As a consequence, projected net interest expense is expected to rise, both as a percentage of federal government revenue and of GDP.


However, this era of fiscal dominance may not be a disaster. If developed economies like Singapore can sustain a debt/GDP ratio of 170%, and Japan can sustain one of over 250%, the U.S. will survive, especially in light of its exorbitant privilege of the USD as a major reserve currency that sustains demand for Treasury paper.

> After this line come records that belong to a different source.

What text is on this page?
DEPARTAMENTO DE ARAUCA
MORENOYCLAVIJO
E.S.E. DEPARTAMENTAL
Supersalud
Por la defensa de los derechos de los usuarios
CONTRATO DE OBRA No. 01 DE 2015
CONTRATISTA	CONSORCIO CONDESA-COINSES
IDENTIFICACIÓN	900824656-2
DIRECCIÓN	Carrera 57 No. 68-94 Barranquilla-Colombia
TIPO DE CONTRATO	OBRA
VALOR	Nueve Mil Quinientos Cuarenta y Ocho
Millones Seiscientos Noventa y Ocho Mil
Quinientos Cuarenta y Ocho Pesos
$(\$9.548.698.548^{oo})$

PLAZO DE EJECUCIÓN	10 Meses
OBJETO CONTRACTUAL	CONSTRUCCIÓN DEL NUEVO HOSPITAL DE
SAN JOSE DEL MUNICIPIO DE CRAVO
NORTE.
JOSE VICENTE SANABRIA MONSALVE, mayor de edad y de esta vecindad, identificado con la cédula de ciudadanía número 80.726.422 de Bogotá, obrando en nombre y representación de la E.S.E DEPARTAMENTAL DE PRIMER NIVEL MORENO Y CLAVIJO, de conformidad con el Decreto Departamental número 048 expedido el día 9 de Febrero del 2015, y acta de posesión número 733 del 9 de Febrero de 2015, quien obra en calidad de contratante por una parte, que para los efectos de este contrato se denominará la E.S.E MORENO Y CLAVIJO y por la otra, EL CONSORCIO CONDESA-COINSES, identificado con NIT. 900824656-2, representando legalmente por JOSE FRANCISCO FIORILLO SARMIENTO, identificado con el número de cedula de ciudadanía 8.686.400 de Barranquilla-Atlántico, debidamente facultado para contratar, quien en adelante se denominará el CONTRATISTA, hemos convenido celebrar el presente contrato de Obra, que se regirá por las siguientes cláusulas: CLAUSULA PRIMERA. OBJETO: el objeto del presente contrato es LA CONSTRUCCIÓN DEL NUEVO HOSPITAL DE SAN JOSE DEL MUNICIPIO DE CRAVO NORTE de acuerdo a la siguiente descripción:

I am speculating, but under the circumstances it would not be surprising to see the Fed shift slowly to an unwritten 3% target for inflation from its current 2%, which would involve either more monetary easing or some form of financial repression. That’s when bad inflation starts to appear and hard assets become the market leaders. But that’s a 2025 or 2026 story.Gold, which is the classic inflation hedge, has staged a decisive upside breakout to new all-time highs, but the breakout was not confirmed by TIPS prices, which is not signaling runaway inflation.


That’s because most of the demand is coming from central bank buying, specifically the PBoC. Central bank activity tends to be more price insensitive. If and when bad inflation starts to appear, gold prices have the potential to soar.


For investors, conventional hard asset inflation hedge vehicles will have their day, but not yet.